Heroin Being Cut With Drug That Can Kill an Elephant
2 counties in Indiana and Ohio had up to 60 ODs in a 2-day period this week
By Jenn Gidman,  Newser Staff
Posted Aug 25, 2016 2:47 PM CDT
Heroin's being cut with a drug so dangerous it can kill an elephant.   (Wikimedia Commons)

(Newser) – One hundred times more potent than the drug that played a role in killing Prince and 10,000 times stronger than morphine, carfentanil is the strongest opioid commercially available—an animal tranquilizer so lethal it can kill if absorbed through the skin and permanently take out a 7-ton elephant, per the Washington Post. But in two counties near the Ohio-Indiana border, several dozen drug overdoses were reported this week—up to 60 of them over a 48-hour stretch—and local officials fear the ODs may have been caused by heroin that drug dealers have been cutting with carfentanil, fentanyl, and even rat poison to offer a more powerful high and to make their supplies last longer. "This is clearly going to … kill a lot of people," the health commissioner in Ohio's Hamilton County said in July, per WCPO, when officials started warning people about possibly tainted heroin after nearly three dozen ODs that resulted in six deaths, CNN reports.
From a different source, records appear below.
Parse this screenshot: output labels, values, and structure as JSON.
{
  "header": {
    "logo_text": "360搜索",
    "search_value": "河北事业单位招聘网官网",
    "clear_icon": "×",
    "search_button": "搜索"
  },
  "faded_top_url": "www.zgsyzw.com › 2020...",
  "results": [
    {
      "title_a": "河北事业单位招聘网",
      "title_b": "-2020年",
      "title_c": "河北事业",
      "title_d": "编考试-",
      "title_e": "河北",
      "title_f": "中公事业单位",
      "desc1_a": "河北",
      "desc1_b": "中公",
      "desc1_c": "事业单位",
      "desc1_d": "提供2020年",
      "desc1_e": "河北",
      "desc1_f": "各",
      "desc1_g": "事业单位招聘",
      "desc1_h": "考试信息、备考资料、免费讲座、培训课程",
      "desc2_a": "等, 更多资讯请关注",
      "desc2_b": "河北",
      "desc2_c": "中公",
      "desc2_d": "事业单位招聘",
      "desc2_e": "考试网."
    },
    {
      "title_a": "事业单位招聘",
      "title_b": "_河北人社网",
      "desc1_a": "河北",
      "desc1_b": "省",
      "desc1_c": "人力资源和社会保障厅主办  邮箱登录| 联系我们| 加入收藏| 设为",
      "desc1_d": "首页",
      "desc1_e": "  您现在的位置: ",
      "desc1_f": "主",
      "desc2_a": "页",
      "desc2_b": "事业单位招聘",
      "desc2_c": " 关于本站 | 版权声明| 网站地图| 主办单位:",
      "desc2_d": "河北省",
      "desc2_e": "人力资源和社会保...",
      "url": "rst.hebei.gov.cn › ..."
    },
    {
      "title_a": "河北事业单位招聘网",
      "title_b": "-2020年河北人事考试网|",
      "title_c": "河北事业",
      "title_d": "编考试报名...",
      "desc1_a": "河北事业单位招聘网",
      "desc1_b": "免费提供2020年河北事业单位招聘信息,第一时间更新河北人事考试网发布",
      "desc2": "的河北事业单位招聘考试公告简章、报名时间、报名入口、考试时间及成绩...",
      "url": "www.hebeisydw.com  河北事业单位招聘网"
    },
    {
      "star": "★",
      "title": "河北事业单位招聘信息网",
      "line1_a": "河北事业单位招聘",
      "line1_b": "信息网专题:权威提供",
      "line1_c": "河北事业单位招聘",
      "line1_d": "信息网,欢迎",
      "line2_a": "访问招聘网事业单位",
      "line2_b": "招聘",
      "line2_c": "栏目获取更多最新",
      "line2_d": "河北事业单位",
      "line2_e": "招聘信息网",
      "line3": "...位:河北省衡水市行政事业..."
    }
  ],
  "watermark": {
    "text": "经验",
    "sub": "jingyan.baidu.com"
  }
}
Indiana's Jennings County has also been hard hit, with a dozen or so ODs (with one death) reported Tuesday; Hamilton County registered between 36 and 50 ODs and two deaths during the same period. One of the antidotes used to combat heroin ODs is naloxone, aka Narcan—but the antidote's effectiveness may be weakened if the drug causing the overdose is a mix, meaning users need to take more Narcan than usual to get it to work, if it works at all. Besides the difficult job of law enforcement trying to root out local dealers—Hamilton County cops say there's likely more than one seller in their area, and that at least one is giving the deadly mixture away for free—health officials have an equally monumental task: trying to help those who are addicted. "We're using horses against tanks," a Kentucky doctor with St. Elizabeth Physicians tells Cincinnati.com, noting the logistical challenges of offering effective treatment programs. Other states reporting issues with carfentanil: Kentucky, Florida, and Pennsylvania. (In a West Virginia city, 27 ODs in just five hours.)